Le public en tout cas n’a perdu ni sa patience, ni sa bonne humeur. Et l’incident n’aura pas affecté notre prestation. Le duo m’a fait bosser la mise en place des morceaux de manière rigoureuse et le supplément d’automatismes libère mon jeu et c’est un véritable plaisir de jouer ce soir. Nous avons pris pas mal de retard sur l’horaire, je suis inquiet, mais l’organisateur ne semble pas s’en émouvoir. Continuons …
Chacun d’entre nous aura son moment en solo avec le public. Moi avec « Lovely Roadie ».
… et Olivier qui nous fera un incroyable solo celtico-tibetain à base d’harmonica, d’un looper, d’effets, d’un bol d’eau et d’une pompe à vélos, entre autres …
Le concert se termine avec Caravansérail, un fortin dans les dunes où l’harmonica d’Olivier pose des sons qui m’évoquent le vent chantant sous les colonnades de la cour intérieure.
Nous terminons sous une belle salve d’applaudissement tandis que le bourgmestre de Vielsalm monte sur scène pour nous dés-annoncer et annoncer le groupe suivant un quator composé de Steve Houben (Saxopone), Jacques Dupriez (Violon Baryton), Sal La Rocca (contrebasse) et Pascal Mohy (Piano).
Nous tentons de démonter et de nous replier rapidement sur le côté de la scène pour faire de la place aux vraies stars de la soirée, mais hélas, monsieur le Bourgmestre est debout sur mes câbles et je ne me vois pas le capturer dans un nœud coulant par un petit geste vif … je démonte tout ce qui peut l’être et ma Lovely Roadie roule, range et replie sur le côté de la scène tout en distribuant mes toutes nouvelles cartes de visites. Mon dernier câble sortira en serpentant au sol dans les pieds du contrebassiste qui débute son set.
Nombreuses félicitations et marques d’intérêt du côté du public. C’est l’heure de la traditionnelle bière d’after-show, une Farnière, bière forte du coin. Très forte et à la moitié de mon verre, nos déboires avec le courant sont loin, et moi aussi.

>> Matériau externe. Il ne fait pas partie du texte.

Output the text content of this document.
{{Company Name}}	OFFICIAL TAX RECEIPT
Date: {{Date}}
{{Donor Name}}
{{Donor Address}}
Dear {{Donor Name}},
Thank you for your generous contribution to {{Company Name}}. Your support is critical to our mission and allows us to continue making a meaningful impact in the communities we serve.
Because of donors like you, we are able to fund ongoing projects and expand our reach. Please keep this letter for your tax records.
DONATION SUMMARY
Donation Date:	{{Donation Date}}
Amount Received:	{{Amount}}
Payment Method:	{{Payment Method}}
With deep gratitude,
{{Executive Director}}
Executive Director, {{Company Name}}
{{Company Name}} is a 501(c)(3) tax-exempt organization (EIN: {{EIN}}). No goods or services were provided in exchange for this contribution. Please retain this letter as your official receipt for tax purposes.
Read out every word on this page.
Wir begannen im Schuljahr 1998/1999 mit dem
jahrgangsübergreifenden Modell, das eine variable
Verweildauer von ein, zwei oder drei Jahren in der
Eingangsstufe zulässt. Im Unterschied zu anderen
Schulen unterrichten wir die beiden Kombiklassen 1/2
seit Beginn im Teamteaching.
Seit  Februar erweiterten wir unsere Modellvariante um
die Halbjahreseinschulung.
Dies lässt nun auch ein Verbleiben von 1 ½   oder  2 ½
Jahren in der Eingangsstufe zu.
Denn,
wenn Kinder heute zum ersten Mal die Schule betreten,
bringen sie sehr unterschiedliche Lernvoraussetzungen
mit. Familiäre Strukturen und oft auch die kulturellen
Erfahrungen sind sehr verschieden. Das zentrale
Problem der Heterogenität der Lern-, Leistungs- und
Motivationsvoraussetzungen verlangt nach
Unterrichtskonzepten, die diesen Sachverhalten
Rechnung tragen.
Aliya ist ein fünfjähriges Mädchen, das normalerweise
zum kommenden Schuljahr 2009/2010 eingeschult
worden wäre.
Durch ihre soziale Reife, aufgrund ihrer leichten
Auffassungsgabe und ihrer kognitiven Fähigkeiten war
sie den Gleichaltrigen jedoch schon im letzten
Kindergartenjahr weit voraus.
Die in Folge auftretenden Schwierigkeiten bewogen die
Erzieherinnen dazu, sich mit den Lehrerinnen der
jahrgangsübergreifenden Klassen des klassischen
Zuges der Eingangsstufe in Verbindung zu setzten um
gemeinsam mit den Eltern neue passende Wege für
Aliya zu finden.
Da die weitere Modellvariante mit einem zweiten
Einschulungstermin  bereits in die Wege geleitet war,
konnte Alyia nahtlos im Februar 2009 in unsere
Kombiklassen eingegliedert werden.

Nous discutons avec les amis venus nous voir, en savourant le jazz délicat que distille le groupe sur scène, mais nous sommes attendus pour le casse-croûte et notre charmante hôtesse de la bibliothèque nous emmène pour manger un bout. La ville de Viesalm est connue historiquement pour ses saumons et truites (dont elle tire son nom et son blason), c’est donc une belle assiette de saumon qui nous attend, avec un bon vin rouge dont j’ai oublié de noter le nom.
En remontant dans l’auto, je me souviens que lors de ma précédente visite guitaristique à Vielsalm je suis tombé en panne de batterie.
Pourtant, après une aussi belle soirée, je ne pense pas qu’entre Vielsalm et moi … le courant ne passe pas.